The dining room at Yeast of Eden
via Yeast of Eden

So far, Roses’ experimental beers have included “Lost and profound,” a 14 percent barleywine wild ale aged in Cabernet barrels for a “crazy dark fruit and date character.” That took four years to produce — longer than what will be Yeast of Eden’s average. Still, the brewery’s mixed-fermentation process, by and large, demands much more time than hoppy ales, like Alvarado Street’s popular Mai Tai IPA, which take just weeks to produce and are drunk fresh, not aged.

The new Carmel space has a five-barrel brewing capacity that will start producing beer later this month. Meanwhile, Alvarado Street’s larger brewing system will also produce Yeast of Eden beer. The new restaurant has 26 beers on tap (a list is below) from Yeast of Eden, Alvarado Street, and some other great breweries.

To go with mixed-fermentation beers, many of which are dry and light on the palate, chef Stephen Paulson (Seattle’s Ba Bar and Elysian Fields), has a menu of food with Southeast Asian and Latin American influences. There are wings in a spicy fish caramel sauce, a variety of tacos, red curry duck, and a kobe beef burger on a potato bun. Aside from beer, there’s wine, and a full bar led by Future Bars alum Adam Ono, with drinks like an egg white cocktail with rye, Campari, and fernet called “Thou Mayest.”

Seating for 120
via Yeast of Eden
Foeders for fermenting beer
via Yeast of Eden

That’s another reference to John Steinbeck: Yeast of Eden’s name, a literary pun for the ages, is particularly appropriate given the author’s close association with the region. The writer’s childhood home in Salinas has been preserved as a nonprofit, and the National Steinbeck Center is located nearby.

Like Steinbeck who imagined the landscape of the Salinas Valley as the “valley of the world” in his fiction, Yeast of Eden seeks to celebrate a sense of its place — on tap and by the bottle. And those won’t just be available at Yeast of Eden’s restaurant.

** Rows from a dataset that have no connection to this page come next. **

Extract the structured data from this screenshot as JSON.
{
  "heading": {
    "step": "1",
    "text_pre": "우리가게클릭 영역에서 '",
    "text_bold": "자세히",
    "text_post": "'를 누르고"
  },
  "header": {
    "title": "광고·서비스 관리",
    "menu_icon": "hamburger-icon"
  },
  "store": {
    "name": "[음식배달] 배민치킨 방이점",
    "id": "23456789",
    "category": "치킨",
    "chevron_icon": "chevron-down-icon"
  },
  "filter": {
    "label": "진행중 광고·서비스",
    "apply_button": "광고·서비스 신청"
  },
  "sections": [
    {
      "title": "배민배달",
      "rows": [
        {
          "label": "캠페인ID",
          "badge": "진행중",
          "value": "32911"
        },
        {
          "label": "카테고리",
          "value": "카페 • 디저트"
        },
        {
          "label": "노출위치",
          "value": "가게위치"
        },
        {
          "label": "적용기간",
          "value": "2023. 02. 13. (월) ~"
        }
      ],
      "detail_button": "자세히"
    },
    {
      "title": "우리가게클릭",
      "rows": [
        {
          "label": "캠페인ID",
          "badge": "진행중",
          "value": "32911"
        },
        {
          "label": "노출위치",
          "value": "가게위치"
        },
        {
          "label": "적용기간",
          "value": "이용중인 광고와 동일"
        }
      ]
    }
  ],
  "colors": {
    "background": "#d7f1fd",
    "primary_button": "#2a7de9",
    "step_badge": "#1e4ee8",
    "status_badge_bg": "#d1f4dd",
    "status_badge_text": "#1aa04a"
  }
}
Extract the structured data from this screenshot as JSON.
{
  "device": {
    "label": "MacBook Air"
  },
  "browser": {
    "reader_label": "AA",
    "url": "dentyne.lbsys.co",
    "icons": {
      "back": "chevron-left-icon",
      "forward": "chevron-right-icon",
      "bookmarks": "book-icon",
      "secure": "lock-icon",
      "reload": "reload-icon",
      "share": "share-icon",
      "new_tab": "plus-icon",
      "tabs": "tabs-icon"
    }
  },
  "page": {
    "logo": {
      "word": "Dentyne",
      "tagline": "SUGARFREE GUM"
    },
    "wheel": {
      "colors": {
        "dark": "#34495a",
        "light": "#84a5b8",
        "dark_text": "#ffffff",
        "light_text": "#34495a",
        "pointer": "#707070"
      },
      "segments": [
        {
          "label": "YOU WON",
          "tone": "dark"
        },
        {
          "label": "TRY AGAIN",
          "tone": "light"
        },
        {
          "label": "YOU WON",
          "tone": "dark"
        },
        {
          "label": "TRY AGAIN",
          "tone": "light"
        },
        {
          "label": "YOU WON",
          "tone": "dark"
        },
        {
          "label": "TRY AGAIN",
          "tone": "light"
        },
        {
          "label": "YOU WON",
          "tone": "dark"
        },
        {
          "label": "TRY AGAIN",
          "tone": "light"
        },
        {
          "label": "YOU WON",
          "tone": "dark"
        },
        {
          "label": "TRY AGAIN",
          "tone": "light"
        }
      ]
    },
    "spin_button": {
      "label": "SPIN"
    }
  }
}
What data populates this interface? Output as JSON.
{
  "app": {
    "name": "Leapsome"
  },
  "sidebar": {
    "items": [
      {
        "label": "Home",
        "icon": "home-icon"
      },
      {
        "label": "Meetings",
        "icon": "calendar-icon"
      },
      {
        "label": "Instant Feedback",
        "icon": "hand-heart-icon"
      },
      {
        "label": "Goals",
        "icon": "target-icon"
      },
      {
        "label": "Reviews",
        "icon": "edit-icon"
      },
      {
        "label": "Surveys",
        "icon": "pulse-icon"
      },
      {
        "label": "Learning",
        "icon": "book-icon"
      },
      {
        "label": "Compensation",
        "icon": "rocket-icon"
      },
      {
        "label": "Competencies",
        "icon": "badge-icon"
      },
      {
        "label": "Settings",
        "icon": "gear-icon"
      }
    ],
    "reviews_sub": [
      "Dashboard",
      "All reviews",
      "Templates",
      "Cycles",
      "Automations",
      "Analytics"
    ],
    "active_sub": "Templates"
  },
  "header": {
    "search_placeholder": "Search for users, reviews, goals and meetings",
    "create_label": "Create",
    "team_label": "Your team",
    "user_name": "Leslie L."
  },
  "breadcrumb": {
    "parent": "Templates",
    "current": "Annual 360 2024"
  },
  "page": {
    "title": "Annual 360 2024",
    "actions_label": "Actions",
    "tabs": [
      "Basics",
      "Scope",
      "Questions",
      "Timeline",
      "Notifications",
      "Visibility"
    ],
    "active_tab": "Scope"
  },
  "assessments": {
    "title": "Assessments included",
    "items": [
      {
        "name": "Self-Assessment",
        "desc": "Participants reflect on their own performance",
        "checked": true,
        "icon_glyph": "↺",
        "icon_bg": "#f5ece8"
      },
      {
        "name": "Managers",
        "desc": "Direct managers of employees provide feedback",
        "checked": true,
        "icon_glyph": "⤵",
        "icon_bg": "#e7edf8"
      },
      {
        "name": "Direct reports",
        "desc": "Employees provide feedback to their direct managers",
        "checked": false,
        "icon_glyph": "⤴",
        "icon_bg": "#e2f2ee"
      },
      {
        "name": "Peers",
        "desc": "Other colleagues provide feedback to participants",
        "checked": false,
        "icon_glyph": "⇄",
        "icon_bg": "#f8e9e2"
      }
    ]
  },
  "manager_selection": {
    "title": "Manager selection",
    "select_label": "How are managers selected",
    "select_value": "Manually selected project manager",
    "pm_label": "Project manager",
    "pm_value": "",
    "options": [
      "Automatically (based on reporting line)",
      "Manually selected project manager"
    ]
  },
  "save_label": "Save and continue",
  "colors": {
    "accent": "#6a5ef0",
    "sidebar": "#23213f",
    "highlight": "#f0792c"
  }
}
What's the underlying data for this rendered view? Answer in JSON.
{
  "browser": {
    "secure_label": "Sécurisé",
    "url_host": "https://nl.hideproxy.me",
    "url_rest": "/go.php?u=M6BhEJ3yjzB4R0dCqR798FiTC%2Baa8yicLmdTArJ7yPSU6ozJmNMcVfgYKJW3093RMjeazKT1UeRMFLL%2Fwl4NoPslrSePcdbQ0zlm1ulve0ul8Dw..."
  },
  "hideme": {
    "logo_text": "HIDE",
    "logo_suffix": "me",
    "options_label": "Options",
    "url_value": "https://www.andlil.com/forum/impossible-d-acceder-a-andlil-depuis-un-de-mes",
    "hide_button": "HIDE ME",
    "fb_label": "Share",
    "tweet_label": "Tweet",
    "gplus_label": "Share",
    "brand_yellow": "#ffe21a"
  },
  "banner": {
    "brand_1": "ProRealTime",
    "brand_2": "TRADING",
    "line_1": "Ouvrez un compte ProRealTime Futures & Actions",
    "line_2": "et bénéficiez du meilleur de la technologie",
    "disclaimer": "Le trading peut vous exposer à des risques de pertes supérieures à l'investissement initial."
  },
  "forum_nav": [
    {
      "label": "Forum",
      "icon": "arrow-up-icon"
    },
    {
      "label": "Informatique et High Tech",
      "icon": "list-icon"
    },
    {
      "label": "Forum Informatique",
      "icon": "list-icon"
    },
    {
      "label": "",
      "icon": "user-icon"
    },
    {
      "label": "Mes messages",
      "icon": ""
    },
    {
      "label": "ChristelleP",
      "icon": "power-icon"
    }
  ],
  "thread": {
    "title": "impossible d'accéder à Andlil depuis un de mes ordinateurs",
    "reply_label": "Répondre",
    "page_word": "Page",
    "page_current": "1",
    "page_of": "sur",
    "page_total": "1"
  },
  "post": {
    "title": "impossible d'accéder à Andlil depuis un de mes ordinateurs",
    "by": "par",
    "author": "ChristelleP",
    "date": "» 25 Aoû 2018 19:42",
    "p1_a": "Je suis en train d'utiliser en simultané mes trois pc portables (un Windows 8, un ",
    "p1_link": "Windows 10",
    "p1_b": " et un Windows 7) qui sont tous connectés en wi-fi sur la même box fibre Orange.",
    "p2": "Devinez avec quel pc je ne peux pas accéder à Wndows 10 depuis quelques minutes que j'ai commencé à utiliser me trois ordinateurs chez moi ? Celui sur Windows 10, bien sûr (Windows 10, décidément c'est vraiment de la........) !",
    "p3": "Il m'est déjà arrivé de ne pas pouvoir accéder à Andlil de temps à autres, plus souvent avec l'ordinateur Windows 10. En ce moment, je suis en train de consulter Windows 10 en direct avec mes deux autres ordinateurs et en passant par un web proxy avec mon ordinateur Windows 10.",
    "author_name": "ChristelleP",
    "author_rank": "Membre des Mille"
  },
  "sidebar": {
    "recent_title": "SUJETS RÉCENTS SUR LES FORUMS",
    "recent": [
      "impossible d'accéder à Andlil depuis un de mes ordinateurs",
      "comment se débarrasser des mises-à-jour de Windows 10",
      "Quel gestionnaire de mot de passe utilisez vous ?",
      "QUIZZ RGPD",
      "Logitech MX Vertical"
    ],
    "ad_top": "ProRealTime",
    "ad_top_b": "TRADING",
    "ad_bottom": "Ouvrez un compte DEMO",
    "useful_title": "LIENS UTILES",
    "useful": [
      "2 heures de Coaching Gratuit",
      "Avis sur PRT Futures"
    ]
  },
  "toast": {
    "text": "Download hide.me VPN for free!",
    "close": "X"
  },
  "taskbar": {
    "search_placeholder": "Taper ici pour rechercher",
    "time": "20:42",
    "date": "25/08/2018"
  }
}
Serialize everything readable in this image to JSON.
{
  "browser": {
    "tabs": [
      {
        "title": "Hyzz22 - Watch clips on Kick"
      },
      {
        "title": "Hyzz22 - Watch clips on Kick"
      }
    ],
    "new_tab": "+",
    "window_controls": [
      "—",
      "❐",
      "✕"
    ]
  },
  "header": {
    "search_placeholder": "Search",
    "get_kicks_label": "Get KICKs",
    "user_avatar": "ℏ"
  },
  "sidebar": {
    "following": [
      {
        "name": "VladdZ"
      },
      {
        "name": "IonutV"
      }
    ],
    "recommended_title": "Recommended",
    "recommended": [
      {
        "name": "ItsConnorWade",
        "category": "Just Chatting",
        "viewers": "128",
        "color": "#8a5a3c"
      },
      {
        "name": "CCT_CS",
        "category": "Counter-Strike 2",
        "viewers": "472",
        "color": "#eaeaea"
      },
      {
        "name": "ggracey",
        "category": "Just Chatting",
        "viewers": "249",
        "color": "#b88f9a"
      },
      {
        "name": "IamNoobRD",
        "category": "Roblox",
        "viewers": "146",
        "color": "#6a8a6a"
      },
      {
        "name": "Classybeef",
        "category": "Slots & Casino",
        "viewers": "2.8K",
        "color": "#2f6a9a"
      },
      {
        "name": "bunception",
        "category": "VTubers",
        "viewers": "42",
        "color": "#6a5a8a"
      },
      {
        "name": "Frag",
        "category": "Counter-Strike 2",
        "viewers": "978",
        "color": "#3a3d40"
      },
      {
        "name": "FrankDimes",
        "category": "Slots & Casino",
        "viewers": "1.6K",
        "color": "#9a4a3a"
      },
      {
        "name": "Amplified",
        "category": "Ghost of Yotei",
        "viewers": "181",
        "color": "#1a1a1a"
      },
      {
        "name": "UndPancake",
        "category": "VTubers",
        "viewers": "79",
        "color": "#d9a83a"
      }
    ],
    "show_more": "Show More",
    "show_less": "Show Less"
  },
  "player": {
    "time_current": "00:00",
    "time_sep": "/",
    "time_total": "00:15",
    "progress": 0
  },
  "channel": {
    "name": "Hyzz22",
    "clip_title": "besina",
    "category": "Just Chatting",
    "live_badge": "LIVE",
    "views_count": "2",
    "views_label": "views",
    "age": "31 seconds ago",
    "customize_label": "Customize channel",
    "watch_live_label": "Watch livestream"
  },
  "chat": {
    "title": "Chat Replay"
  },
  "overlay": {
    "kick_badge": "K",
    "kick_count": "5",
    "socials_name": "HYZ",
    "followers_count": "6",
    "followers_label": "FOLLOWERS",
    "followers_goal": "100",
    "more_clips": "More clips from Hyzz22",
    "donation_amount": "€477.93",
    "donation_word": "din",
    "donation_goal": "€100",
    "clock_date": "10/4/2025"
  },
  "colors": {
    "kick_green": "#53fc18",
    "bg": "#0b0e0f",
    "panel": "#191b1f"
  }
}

For San Francisco Beer Week, they’re pouring at the Rare Barrel in Berkeley and the Monk’s Kettle on February 2, and Jupiter in Berkeley on February 3.

As the market for IPAs like many of Alvarado Street’s offerings remains red-hot, could the next wave of demand be for mixed fermentation beers like Yeast of Eden’s? “I hope so,” says Hill. “But it doesn’t matter... We’re just jazzed about the project of mixed fermentation beer.”

Yeast of Eden is open now from 11 a.m. until 10 p.m. (kitchen until 9 p.m.). After a grand opening on January 17, hours will be 11:30 a.m. to 10 p.m., Sunday through Wednesday, and until midnight Thursday to Saturday (with the kitchen closing at 10 p.m.).